Según el informe del periódico, con el aumento del precio del opio y otras drogas, muchos agricultores afganos están buscando cultivar amapola en secreto.
El medio británico afirma que tras el reciente control de los talibanes en Afganistán, el precio del opio ha aumentado de 30 libras por kilo a 800 a 1,000 libras, lo cual algunos funcionarios talibanes están aprovechando.
El informe del Daily Telegraph fue publicado hace dos días, y en él se menciona que los agricultores afganos están lanzando drogas de contrabando en secreto a través de catapultas hacia territorio iraní.
El Telegraph señala que los agricultores afganos solían contrabandear opio a través de la provincia de Nimruz y la frontera de Sistán y Baluchistán en Irán durante muchos años, pero ahora han adoptado otra solución después de que los talibanes tomaran el control de Afganistán y prohibieran el cultivo de amapola.
Jabar, un agricultor afgano, dijo al Telegraph: “Los talibanes han intensificado la persecución de las personas involucradas en drogas, por eso ahora lanzamos opio en la oscuridad de la noche y utilizamos diferentes lugares cada noche para evitar cualquier encuentro con ellos”.

Explicó: “Con cada lanzamiento, se arrojan alrededor de medio kilogramo de opio a unos 300 a 400 metros dentro de Irán”.
Los talibanes continúan con la prohibición del cultivo de amapola. Esta política ha generado descontento entre la población en Argos y Doriem, y algunas personas se han enfrentado a los talibanes.
La prohibición del cultivo de amapola también ha tenido un impacto significativo en el precio de las drogas, lo que ha llevado a los agricultores a cultivar amapola en sus huertos en secreto.
Ahmad Wali ha convertido su casa en una granja de amapola en un pueblo remoto en Farah y la ha rodeado de altos muros.
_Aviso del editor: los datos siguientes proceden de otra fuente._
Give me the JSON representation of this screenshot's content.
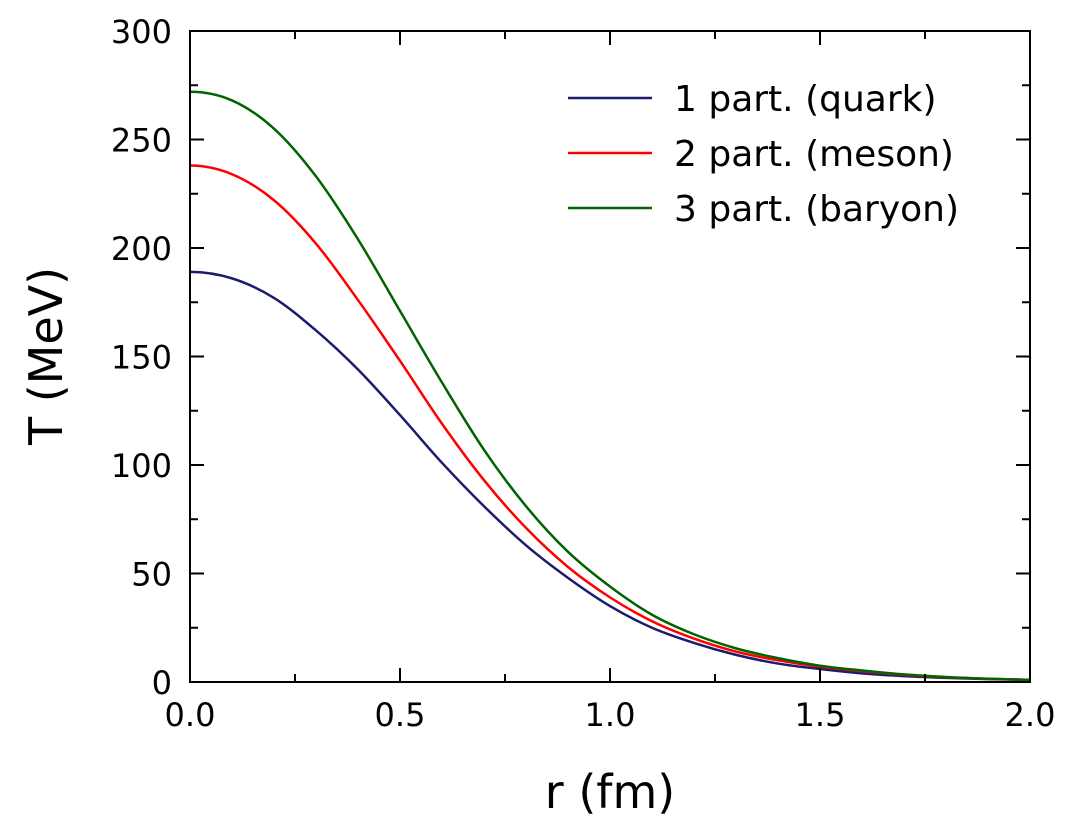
{
  "chart_data": {
    "type": "line",
    "xlabel": "r (fm)",
    "ylabel": "T (MeV)",
    "xlim": [
      0,
      2.0
    ],
    "ylim": [
      0,
      300
    ],
    "x_ticks": [
      0.0,
      0.5,
      1.0,
      1.5,
      2.0
    ],
    "x_tick_labels": [
      "0.0",
      "0.5",
      "1.0",
      "1.5",
      "2.0"
    ],
    "x_minor_step": 0.25,
    "y_ticks": [
      0,
      50,
      100,
      150,
      200,
      250,
      300
    ],
    "y_tick_labels": [
      "0",
      "50",
      "100",
      "150",
      "200",
      "250",
      "300"
    ],
    "y_minor_step": 25,
    "legend_position": "top-right",
    "grid": false,
    "x": [
      0.0,
      0.1,
      0.2,
      0.3,
      0.4,
      0.5,
      0.6,
      0.7,
      0.8,
      0.9,
      1.0,
      1.1,
      1.2,
      1.3,
      1.4,
      1.5,
      1.6,
      1.7,
      1.8,
      1.9,
      2.0
    ],
    "series": [
      {
        "name": "1 part. (quark)",
        "color": "#1c1c6e",
        "values": [
          189,
          186,
          177,
          162,
          144,
          123,
          101,
          81,
          63,
          48,
          35,
          25,
          18,
          12.5,
          8.5,
          6,
          4,
          2.7,
          1.9,
          1.3,
          1
        ]
      },
      {
        "name": "2 part. (meson)",
        "color": "#ff0000",
        "values": [
          238,
          234,
          222,
          202,
          176,
          148,
          119,
          93,
          71,
          53,
          39,
          28,
          20,
          14,
          10,
          7,
          5,
          3.3,
          2.2,
          1.5,
          1
        ]
      },
      {
        "name": "3 part. (baryon)",
        "color": "#006400",
        "values": [
          272,
          268,
          255,
          233,
          204,
          171,
          138,
          107,
          81,
          60,
          44,
          31,
          22,
          15.5,
          11,
          7.5,
          5.3,
          3.5,
          2.3,
          1.5,
          1
        ]
      }
    ]
  }
}
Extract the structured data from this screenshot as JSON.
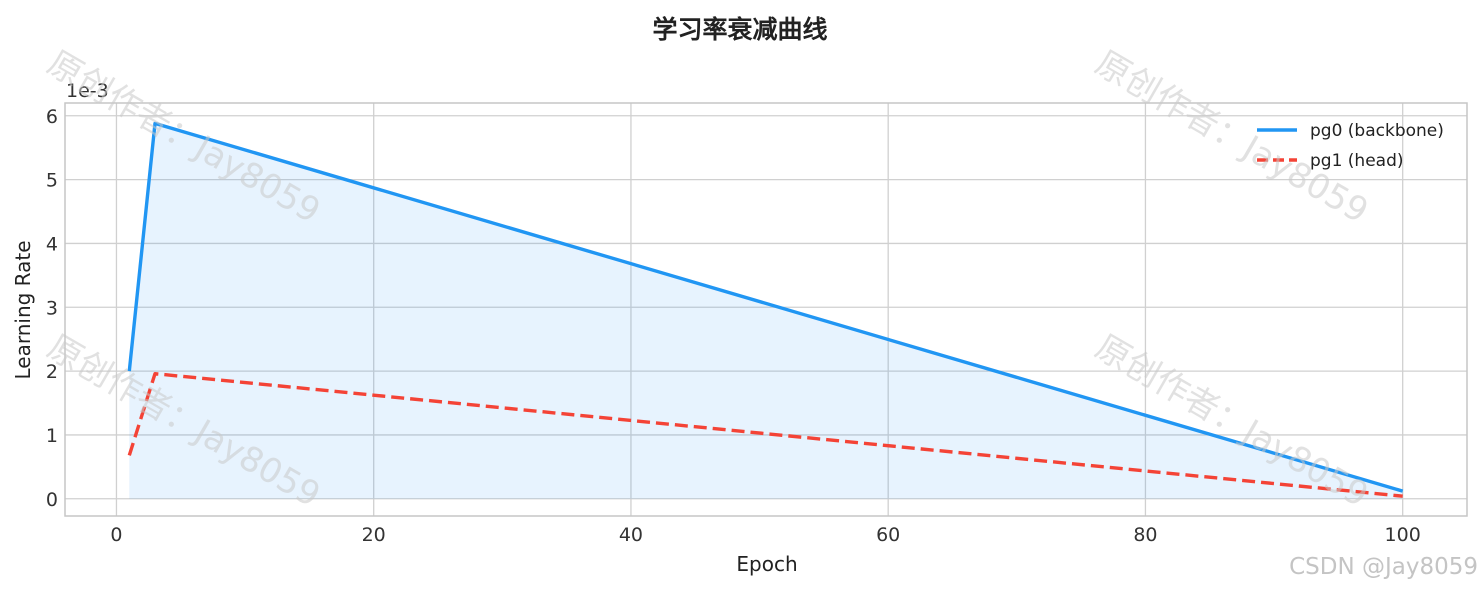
{
  "chart_data": {
    "type": "line",
    "title": "学习率衰减曲线",
    "xlabel": "Epoch",
    "ylabel": "Learning Rate",
    "y_scale_label": "1e-3",
    "xlim": [
      -4,
      105
    ],
    "ylim": [
      -0.27,
      6.2
    ],
    "x_ticks": [
      0,
      20,
      40,
      60,
      80,
      100
    ],
    "y_ticks": [
      0,
      1,
      2,
      3,
      4,
      5,
      6
    ],
    "grid": true,
    "legend_position": "top-right",
    "series": [
      {
        "name": "pg0 (backbone)",
        "color": "#2196F3",
        "style": "solid",
        "fill": true,
        "x": [
          1,
          3,
          100
        ],
        "y": [
          2.0,
          5.88,
          0.12
        ]
      },
      {
        "name": "pg1 (head)",
        "color": "#F44336",
        "style": "dashed",
        "fill": false,
        "x": [
          1,
          3,
          100
        ],
        "y": [
          0.68,
          1.96,
          0.04
        ]
      }
    ]
  },
  "watermark": {
    "text": "原创作者：Jay8059",
    "credit": "CSDN @Jay8059"
  }
}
Ha obligado a dos de sus hijos a informarle si hay sospechas o si los talibanes se acercan a la granja. Él dijo al Telegraph: “Solía tener varias granjas en Helmand y Kandahar, pero los talibanes las destruyeron”.
Dijo que tiene una cantidad de opio almacenada desde el año pasado y tiene dudas sobre su venta, ya que “el opio se ha vuelto escaso y su precio sube cada día. Quedan 10 días para la temporada de cosecha, si tengo la oportunidad hasta entonces”.

Beneficios de la prohibición del cultivo de amapola van a parar a algunos funcionarios talibanes
Funcionarios talibanes han informado al periódico británico Telegraph, bajo condición de mantener su identidad en secreto, que una de las principales razones de la prohibición del cultivo de amapola por parte de los talibanes es el aumento en el precio del opio, lo cual permite a ciertos funcionarios talibanes con reservas ocultas de opio y cultivos secretos de amapola obtener “mayores riquezas”.
Un funcionario talibán en la provincia de Herat le dijo al Telegraph: “Toda esta cuestión de la prohibición se hace para aumentar los precios. Muchos de ellos [los talibanes], especialmente aquellos que tienen influencia en Kandahar, han almacenado cientos de kilogramos de opio”.
Agregó: “Hace dos años, mi comandante no poseía más que una vieja motocicleta, pero ahora tiene dos vehículos todoterreno y una lujosa casa. Se hacen más ricos a medida que desaparecen las plantaciones de amapola”.
Según el Telegraph, Afganistán es conocido como el mayor productor de opio del mundo, pero después de la prohibición del cultivo de amapola por parte de los talibanes y según informes de las Naciones Unidas, la producción de opio en el país ha disminuido en más del 90%.
El cultivo de amapola en la provincia de Helmand, que solía ser responsable de la mayor parte de la producción de opio en Afganistán, se redujo a 2,500 acres el año pasado, según el Telegraph.
Sin embargo, el cultivo de amapola no ha sido erradicado por completo en esta provincia, ya que algunos agricultores utilizan diferentes artimañas para cultivar y cosechar drogas.
Gholam Yahya, un agricultor de Helmand, mencionó que ha sembrado trigo alrededor de su plantación de amapola y su hermano, que es talibán, colabora con él para proteger la granja de ser destruida.
Él dijo: “A veces le doy opio y dinero, y le agradezco”. Este agricultor afgano añade que ahora “el opio es oro negro”.
Tiene la intención de enviar una cantidad de opio a través de su hijo hacia Nimruz y luego venderlo a un alto precio en Irán.